Die Selbstanzeige wurde über prominente Steuersünder-Fälle selbst prominent. Häufig genügt jedoch eine bloße Berichtigung. Ein vorläufiger BMF-Entwurf soll die Abgrenzung erleichtern. Thorsten Franke-Roericht und David Roth stellen ihn vor.
"Mir war bis vor kurzem gar nicht bewusst, dass es so etwas noch nicht gibt", gestand der Steuerchef von Bundesfinanzminister Schäuble im Februar auf einer Steuerkonferenz. Mit "etwas" ist der besagte Erlass des Bundesministeriums der Finanzen (BMF) gemeint, der die "Berichtigung von Erklärungen" nach § 153 der Abgabenordnung (AO) von der "Selbstanzeige bei Steuerhinterziehung" nach § 371 AO unterscheiden soll. Nun liegt ein Diskussionsentwurf vor. Zahlreiche Verbände haben ihn zur Stellungnahme erhalten.
Wie brisant das Thema in der Praxis ist, zeigt folgendes Beispiel: Die letzte Umsatzsteuerjahreserklärung eines Unternehmers war versehentlich fehlerhaft. Eine Umsatzsteuerverkürzung ist die Folge. Der Unternehmer erkennt dies wenige Wochen nach Abgabe der Erklärung. Er zeigt den Fehler an und berichtigt ihn. Das Finanzamt reicht den Vorgang intern an die Bußgeld- und Strafsachenstelle (BuStra) weiter. Diese leitet ein Steuerstrafverfahren ein. Es liege keine Berichtigung, sondern eine Selbstanzeige vor. Deren Wirksamkeit werde nun überprüft.
Verkehrte Welt: Kriminalisierung von Berichtigungen
Bereits der Strafvorwurf wiegt schwer. Liegt die angebliche Steuerhinterziehung im Millionenbereich, droht nach der BGH-Rechtsprechung eine Freiheitsstrafe, die im Regelfall nicht zur Bewährung ausgesetzt werden kann. Neben den Steuernachzahlungen kommen Belastungen wie Hinterziehungszinsen (§ 235 AO) und ggf. ein Strafzuschlag (§ 398a AO) hinzu. Langwierige Steuer- bzw. Strafprozesse sind möglich. Nicht jeder Unternehmer übersteht all das schadlos. Wäre die Erklärung als bloße Berichtigung (§ 153 AO) angesehen worden, wären lediglich die Steuern nachzuzahlen gewesen – die BuStra wäre überhaupt nicht tätig geworden.

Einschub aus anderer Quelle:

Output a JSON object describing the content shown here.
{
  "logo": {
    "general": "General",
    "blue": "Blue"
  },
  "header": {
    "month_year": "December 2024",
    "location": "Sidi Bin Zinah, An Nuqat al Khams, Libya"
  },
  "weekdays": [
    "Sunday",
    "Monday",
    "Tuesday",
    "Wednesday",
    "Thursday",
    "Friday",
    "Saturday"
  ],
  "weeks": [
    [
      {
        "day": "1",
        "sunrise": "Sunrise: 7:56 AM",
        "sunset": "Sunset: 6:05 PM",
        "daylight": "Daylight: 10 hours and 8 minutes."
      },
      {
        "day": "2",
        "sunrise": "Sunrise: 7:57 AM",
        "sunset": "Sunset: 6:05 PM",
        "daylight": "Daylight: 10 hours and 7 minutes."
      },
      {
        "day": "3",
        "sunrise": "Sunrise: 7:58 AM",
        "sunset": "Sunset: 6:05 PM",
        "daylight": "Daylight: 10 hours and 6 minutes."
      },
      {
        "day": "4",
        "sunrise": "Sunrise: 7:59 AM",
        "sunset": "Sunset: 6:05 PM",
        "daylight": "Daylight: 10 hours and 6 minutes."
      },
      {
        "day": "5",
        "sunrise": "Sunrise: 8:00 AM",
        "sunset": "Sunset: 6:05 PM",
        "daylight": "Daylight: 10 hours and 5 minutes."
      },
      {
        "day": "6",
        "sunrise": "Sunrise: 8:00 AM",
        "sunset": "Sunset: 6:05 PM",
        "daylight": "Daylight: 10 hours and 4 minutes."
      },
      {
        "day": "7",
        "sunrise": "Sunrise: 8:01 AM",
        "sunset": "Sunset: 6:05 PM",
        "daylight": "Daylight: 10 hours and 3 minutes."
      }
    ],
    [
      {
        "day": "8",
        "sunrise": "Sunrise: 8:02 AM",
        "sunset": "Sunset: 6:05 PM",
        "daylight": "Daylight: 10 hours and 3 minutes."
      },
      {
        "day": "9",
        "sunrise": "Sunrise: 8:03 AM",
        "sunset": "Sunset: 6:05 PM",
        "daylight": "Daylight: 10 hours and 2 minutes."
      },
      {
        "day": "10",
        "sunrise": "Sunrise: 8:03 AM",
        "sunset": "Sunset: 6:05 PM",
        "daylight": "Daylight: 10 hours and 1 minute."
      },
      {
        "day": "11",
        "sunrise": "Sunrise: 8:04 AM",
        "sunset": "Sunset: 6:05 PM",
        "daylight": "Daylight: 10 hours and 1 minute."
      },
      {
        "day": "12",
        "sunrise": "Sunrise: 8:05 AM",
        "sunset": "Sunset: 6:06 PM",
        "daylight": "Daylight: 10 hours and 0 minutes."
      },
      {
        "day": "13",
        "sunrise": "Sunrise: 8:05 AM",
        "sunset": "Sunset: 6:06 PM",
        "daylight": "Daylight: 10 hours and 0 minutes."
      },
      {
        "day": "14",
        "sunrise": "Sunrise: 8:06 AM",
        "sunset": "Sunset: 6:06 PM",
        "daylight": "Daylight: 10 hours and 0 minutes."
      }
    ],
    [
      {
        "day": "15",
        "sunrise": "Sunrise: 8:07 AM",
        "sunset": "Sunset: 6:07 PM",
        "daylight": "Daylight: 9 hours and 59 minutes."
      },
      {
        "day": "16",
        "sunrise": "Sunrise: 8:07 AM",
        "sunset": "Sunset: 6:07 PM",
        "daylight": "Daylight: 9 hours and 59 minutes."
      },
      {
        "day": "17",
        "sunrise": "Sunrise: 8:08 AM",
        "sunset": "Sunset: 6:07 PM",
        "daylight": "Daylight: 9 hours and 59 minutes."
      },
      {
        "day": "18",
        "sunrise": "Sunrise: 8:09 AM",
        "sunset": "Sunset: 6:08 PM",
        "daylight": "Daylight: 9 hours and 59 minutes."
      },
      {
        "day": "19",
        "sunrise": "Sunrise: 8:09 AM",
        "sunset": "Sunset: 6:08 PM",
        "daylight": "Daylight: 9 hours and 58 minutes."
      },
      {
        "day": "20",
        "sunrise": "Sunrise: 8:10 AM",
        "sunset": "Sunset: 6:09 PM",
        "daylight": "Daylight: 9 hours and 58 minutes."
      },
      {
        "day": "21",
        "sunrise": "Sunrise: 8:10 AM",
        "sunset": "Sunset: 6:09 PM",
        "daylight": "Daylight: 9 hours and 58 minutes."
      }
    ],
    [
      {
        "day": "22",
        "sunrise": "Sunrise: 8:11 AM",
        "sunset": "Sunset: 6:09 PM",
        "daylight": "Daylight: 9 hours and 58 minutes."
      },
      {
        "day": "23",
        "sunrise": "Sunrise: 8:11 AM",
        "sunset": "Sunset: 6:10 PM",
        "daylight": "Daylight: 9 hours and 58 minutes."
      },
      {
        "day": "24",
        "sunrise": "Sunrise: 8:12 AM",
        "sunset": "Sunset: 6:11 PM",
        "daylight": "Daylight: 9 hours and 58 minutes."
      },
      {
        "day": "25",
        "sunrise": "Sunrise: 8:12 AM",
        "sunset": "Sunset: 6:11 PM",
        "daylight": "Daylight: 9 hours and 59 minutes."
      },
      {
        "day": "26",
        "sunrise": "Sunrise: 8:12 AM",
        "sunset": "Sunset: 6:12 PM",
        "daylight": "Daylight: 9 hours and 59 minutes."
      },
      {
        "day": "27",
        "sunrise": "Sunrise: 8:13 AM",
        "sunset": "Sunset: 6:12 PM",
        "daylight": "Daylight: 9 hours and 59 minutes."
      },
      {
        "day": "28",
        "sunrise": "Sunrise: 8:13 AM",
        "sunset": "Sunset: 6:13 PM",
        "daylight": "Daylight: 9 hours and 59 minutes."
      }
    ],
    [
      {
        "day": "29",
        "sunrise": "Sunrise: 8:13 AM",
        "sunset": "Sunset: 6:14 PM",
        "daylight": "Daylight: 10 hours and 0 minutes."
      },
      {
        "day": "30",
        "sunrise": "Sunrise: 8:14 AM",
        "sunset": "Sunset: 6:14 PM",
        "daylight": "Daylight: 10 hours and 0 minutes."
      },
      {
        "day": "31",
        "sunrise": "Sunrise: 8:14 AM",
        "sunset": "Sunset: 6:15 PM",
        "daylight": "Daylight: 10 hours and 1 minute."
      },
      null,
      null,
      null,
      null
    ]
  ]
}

Das beschriebene Phänomen ist in der Praxis als "Kriminalisierung von Berichtigungen" bekannt. Unternehmen berichten schon seit Jahren von dieser härteren Gangart des Fiskus.
Ebenfalls problematisch: § 153 AO ist als steuerliche Pflicht ausgestaltet. Erkennt der Steuerpflichtige vor Ablauf der steuerlichen Festsetzungsfrist den Fehler, muss er dies unverzüglich anzeigen und innerhalb angemessener Frist richtigstellen. Hier ist bislang nicht geklärt, was unter "unverzüglich" zu verstehen ist – eine Woche, wenige Monate? Wartet der Steuerpflichtige zu lange, droht der Vorwurf der Steuerhinterziehung durch Unterlassen (§ 370 Abs. 1 Nr. 2 AO). Dann wiederum rettet nur noch die Selbstanzeige.

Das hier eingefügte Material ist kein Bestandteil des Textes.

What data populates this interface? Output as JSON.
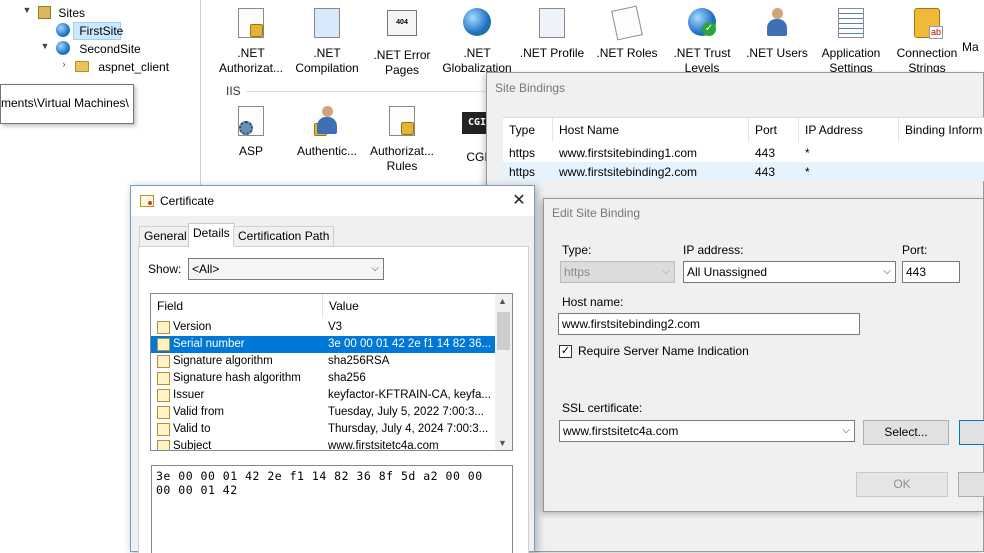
{
  "tree": {
    "items": [
      {
        "label": "Sites",
        "icon": "sites-folder-icon",
        "expand": "chevron-down"
      },
      {
        "label": "FirstSite",
        "icon": "globe-icon",
        "selected": true
      },
      {
        "label": "SecondSite",
        "icon": "globe-icon",
        "expand": "chevron-down"
      },
      {
        "label": "aspnet_client",
        "icon": "folder-icon",
        "expand": "chevron-right"
      }
    ],
    "tooltip": "ments\\Virtual Machines\\"
  },
  "features": {
    "section_label": "IIS",
    "row1": [
      {
        "label1": ".NET",
        "label2": "Authorizat...",
        "icon": "net-authorization-icon"
      },
      {
        "label1": ".NET",
        "label2": "Compilation",
        "icon": "net-compilation-icon"
      },
      {
        "label1": ".NET Error",
        "label2": "Pages",
        "icon": "net-error-pages-icon",
        "badge": "404"
      },
      {
        "label1": ".NET",
        "label2": "Globalization",
        "icon": "net-globalization-icon"
      },
      {
        "label1": ".NET Profile",
        "label2": "",
        "icon": "net-profile-icon"
      },
      {
        "label1": ".NET Roles",
        "label2": "",
        "icon": "net-roles-icon"
      },
      {
        "label1": ".NET Trust",
        "label2": "Levels",
        "icon": "net-trust-levels-icon"
      },
      {
        "label1": ".NET Users",
        "label2": "",
        "icon": "net-users-icon"
      },
      {
        "label1": "Application",
        "label2": "Settings",
        "icon": "application-settings-icon"
      },
      {
        "label1": "Connection",
        "label2": "Strings",
        "icon": "connection-strings-icon",
        "badge": "ab"
      },
      {
        "label1": "Ma",
        "label2": "",
        "icon": "machine-key-icon"
      }
    ],
    "row2": [
      {
        "label1": "ASP",
        "label2": "",
        "icon": "asp-icon"
      },
      {
        "label1": "Authentic...",
        "label2": "",
        "icon": "authentication-icon"
      },
      {
        "label1": "Authorizat...",
        "label2": "Rules",
        "icon": "authorization-rules-icon"
      },
      {
        "label1": "CGI",
        "label2": "",
        "icon": "cgi-icon",
        "badge": "CGI"
      }
    ]
  },
  "site_bindings": {
    "title": "Site Bindings",
    "columns": [
      "Type",
      "Host Name",
      "Port",
      "IP Address",
      "Binding Inform"
    ],
    "rows": [
      {
        "type": "https",
        "host": "www.firstsitebinding1.com",
        "port": "443",
        "ip": "*"
      },
      {
        "type": "https",
        "host": "www.firstsitebinding2.com",
        "port": "443",
        "ip": "*"
      }
    ]
  },
  "edit_binding": {
    "title": "Edit Site Binding",
    "type_label": "Type:",
    "type_value": "https",
    "ip_label": "IP address:",
    "ip_value": "All Unassigned",
    "port_label": "Port:",
    "port_value": "443",
    "host_label": "Host name:",
    "host_value": "www.firstsitebinding2.com",
    "sni_label": "Require Server Name Indication",
    "sni_checked": "✓",
    "ssl_label": "SSL certificate:",
    "ssl_value": "www.firstsitetc4a.com",
    "select_button": "Select...",
    "ok_button": "OK"
  },
  "certificate": {
    "title": "Certificate",
    "close_glyph": "✕",
    "tabs": [
      "General",
      "Details",
      "Certification Path"
    ],
    "active_tab": "Details",
    "show_label": "Show:",
    "show_value": "<All>",
    "columns": [
      "Field",
      "Value"
    ],
    "fields": [
      {
        "field": "Version",
        "value": "V3"
      },
      {
        "field": "Serial number",
        "value": "3e 00 00 01 42 2e f1 14 82 36...",
        "selected": true
      },
      {
        "field": "Signature algorithm",
        "value": "sha256RSA"
      },
      {
        "field": "Signature hash algorithm",
        "value": "sha256"
      },
      {
        "field": "Issuer",
        "value": "keyfactor-KFTRAIN-CA, keyfa..."
      },
      {
        "field": "Valid from",
        "value": "Tuesday, July 5, 2022 7:00:3..."
      },
      {
        "field": "Valid to",
        "value": "Thursday, July 4, 2024 7:00:3..."
      },
      {
        "field": "Subject",
        "value": "www.firstsitetc4a.com"
      }
    ],
    "detail_value": "3e 00 00 01 42 2e f1 14 82 36 8f 5d a2 00 00\n00 00 01 42"
  },
  "colors": {
    "selection": "#0078d7",
    "tree_selection": "#cce8ff",
    "dialog_bg": "#f0f0f0"
  }
}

Diese Gesamtsituation ist unbefriedigend.
Die Zweifel der Verwaltungspraxis
Auch die Verwaltungspraxis wünscht sich Klarheit. Denn eine Berichtigung ist kaum von einer Selbstanzeige zu unterscheiden: Zum einen decken beide rückwirkend eine Steuerverkürzung auf, zum anderen werden Berichtigungserklärungen aus Sicherheitsgründen regelmäßig wie eine Selbstanzeige formuliert. Die Finanzbehörde steht dann vor der schwierigen Aufgabe, das Nacherklärungsschreiben einordnen zu müssen.
Ein Blick in die sonst hilfreiche Erlasslage nützt bislang nichts. In den "Anweisungen für das Straf- und Bußgeldverfahren (Steuer) – AStBV 2014" heißt es lapidar: "Selbstanzeigen…die als solche bezeichnet oder erkennbar sind, sind der BuStra zuzuleiten." Diese Pflicht entfällt, wenn Erklärungen "zweifelsfrei" auf nachträglichen Erkenntnissen des Steuerpflichtigen beruhen. Der Erkenntnisgewinn dieser Entscheidungshilfen tendiert gegen null. Im Zweifel entscheidet man sich – nicht zuletzt wegen der Abgabemöglichkeit an die BuStra – gegen die Berichtigungserklärung.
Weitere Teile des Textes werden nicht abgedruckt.